Exercise 1: Population Data
Question 1: Get a list of all the years in this data, without any duplicates. How many unique values are there, and what are they?
I used the .unique() attribute to find the unique years in this data set, which returns an array containing the following 12 values: ([1952, 1957, 1962, 1967, 1972, 1977, 1982, 1987, 1992, 1997, 2002, 2007])
Question 2: What is the largest value for population (pop) in this data? When and where did this occur?
I first used the .max() attribute to find the maximum value in the population column. Next I used .loc to get the rest of the information for the entry with the highest population value. The maximum population listed is 1318683096 describing China in 2007.
max_pop = data['pop'].max()
max_pop_idx = data.loc[data['pop'] == max_pop].index[0]
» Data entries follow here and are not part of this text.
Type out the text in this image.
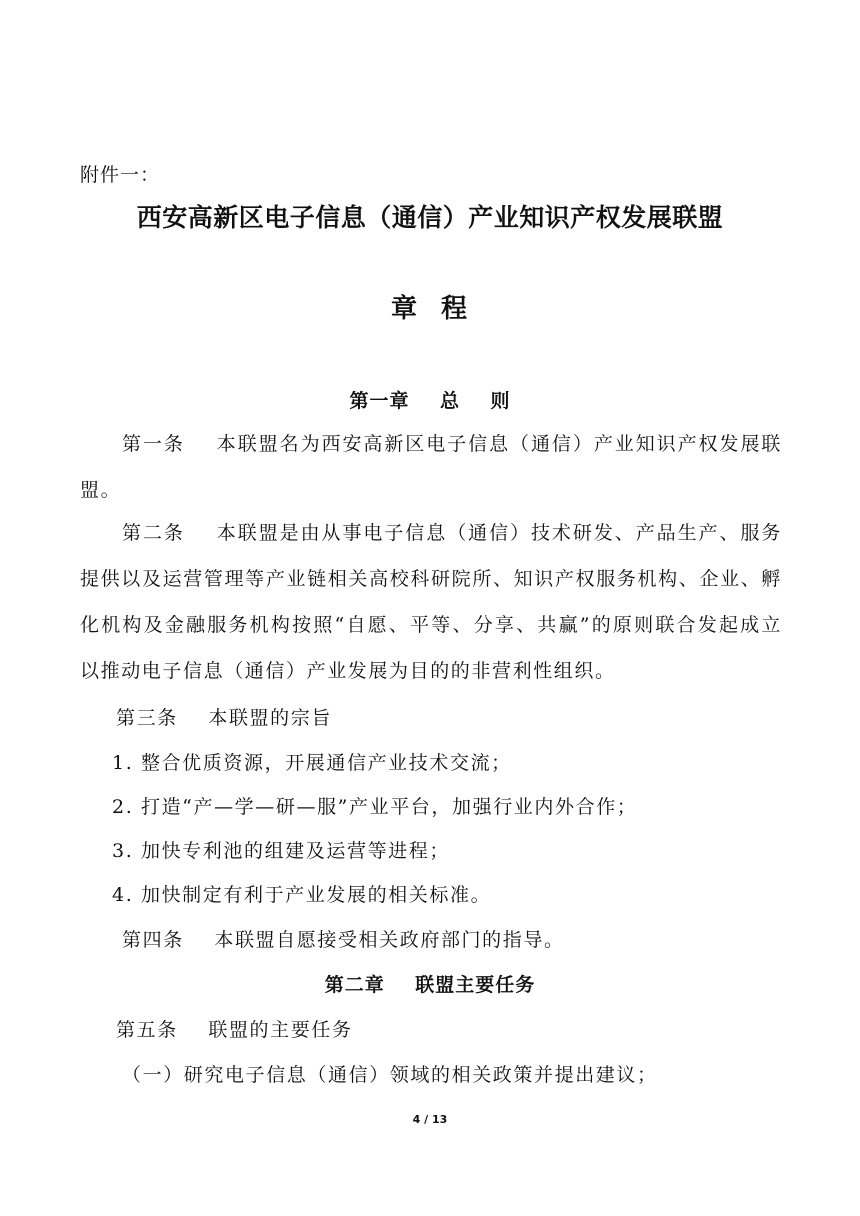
附件一：
西安高新区电子信息（通信）产业知识产权发展联盟
章  程
第一章    总    则
第一条    本联盟名为西安高新区电子信息（通信）产业知识产权发展联盟。
第二条    本联盟是由从事电子信息（通信）技术研发、产品生产、服务提供以及运营管理等产业链相关高校科研院所、知识产权服务机构、企业、孵化机构及金融服务机构按照“自愿、平等、分享、共赢”的原则联合发起成立以推动电子信息（通信）产业发展为目的的非营利性组织。
第三条    本联盟的宗旨
1. 整合优质资源，开展通信产业技术交流；
2. 打造“产—学—研—服”产业平台，加强行业内外合作；
3. 加快专利池的组建及运营等进程；
4. 加快制定有利于产业发展的相关标准。
第四条    本联盟自愿接受相关政府部门的指导。
第二章    联盟主要任务
第五条    联盟的主要任务
（一）研究电子信息（通信）领域的相关政策并提出建议；
4 / 13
print(data.loc[max_pop_idx])
Question 3: Extract all the records for Europe. In 1952, which country had the smallest population, and what was the population in 2007?
I took out the year specification from the getdatabycont function we wrote in class and used this to isolate the values from Europe.
def getdatabycont(data, continent):
indxCont = data['continent'] == continent
temp = data[indxCont]
return temp
I used this function to create a new dataframe called euro_data and further subsetted this data frame to contain only values from 1952. I then took the minimum population value from this data frame using the .min() attribute and found that Iceland had the smallest population in Europe in 1952.
euro_52 = euro_data[euro_data['year'] == 1952]
euro_52[euro_52['pop'] == euro_52['pop'].min()]
Finally, I used the original euro_data dataframe to find Iceland’s population in 2007. I just subsetted the dataframe to specify Iceland as the country, 2007 as the year, and pop as the column, which returned the population of 301931.
ice_data = euro_data[euro_data['country'] == 'Iceland']
ice_data[ice_data['year'] == 2007]['pop']